Up to 50,000 people may have been killed and millions left homeless by the worst natural disaster in living memory in Burma, a Western aid worker fears.
The Burma country director for welfare agency Save The Children, Canadian Andrew Kirkwood, has urged the international community to act now to head off a mounting humanitarian crisis after Cyclone Nargis struck the nation on Saturday.
But he has warned it could take years for Burma, ruled by a hardline military dictatorship, to recover from the storm, which brought 190km/h winds and a monster storm surge that has inundated large areas.
While official figures tonight suggested 15,000 people had died in the cyclone, Mr Kirkwood said he feared the scale of the disaster was far greater.
"This is going to be a response that will take years to complete," Mr Kirkwood told AAP by phone from his office in Rangoon.
"We think 50,000 people are dead and millions are homeless, so this is not a humanitarian response that can be completed immediately.
"I don't think any government in the world could cope with this on their own."
Neighbouring Thailand and Bangladesh had pledged building materials and supplies, and Save The Children was negotiating with the government to bring in more by air, but Mr Kirkwood said international help was needed now.
"This storm is not just unprecedented from my time here. I've talked to people in Yangon (Rangoon) that have never seen anything like this," he said.
Posted on 8:25 AM by Esmerelda Weatherwax
Comments
6 May 2008
Send an emailHugh Fitzgerald

How pleasing to find that the title contains the word "Burma" rather than hideous Myanmar.  Burma should be the name. Wavell, Slim, Orde Wingate. The Burma Road.  And of course those Route 66 rhymes that always ended with "Burma Shave." Myanmar Shave will not do.

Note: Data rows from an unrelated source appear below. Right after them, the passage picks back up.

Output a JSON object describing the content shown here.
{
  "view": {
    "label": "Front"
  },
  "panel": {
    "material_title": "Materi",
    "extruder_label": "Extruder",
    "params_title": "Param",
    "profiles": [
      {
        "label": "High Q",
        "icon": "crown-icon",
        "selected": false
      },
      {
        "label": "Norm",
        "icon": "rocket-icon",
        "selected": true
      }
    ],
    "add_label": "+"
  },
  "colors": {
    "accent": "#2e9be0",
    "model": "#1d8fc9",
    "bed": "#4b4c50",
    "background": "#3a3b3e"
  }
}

And while we are at it, we insist that Upper Volta be allowed to again become Upper Volta, shedding "Burkina Faso" (which makes one think of a fuse, or "fuso orario"), a name that in the local language means "strong man" while Upper Volta nicely locates the country in space. We've had quite enough of strong men in Africa.

And Sri Lanka -- that will have to go too. It's Ceylon. 

And the names recently adopted for other parts of the world also need attention. Ho Chi Minh City is unacceptable, intolerable; Saigon needs to come back soon, not only because Ho Chi Minh should not be honored, but because Saigon better evokes the French theme -- Marguerite Duras and "L'Amant," with, tinkles of "La Petite Tonkinoise" as sung by Josephine Bakairr in the background and, in the foreground, Marie Dubas or Edith Piaf singing "Mon Legionnaire."  

Today's a start. Today we have renaming of parts.



6 May 2008
Mary Jackson

I've been to Saigon. That's what the Vietnamese call it.

Don't get me started on "Beijing".



6 May 2008
Send an emailEsmerelda Weatherwax

My friend in infant school who lived in the same street was Burmese.
My uncle is a member of the Burma Star Association.
Burma for the country I have never visited but know people who have.
Myanmar for the regime that, it is hoped, will not be in power for ever.

 



6 May 2008
Mary Jackson
My cat is one eighth Burmese.

6 May 2008
Send an emailSpecial Guest
Meanwhile, the Burmese government has still refused to allow the kufirs to enter the country to assist in rescue and recovery.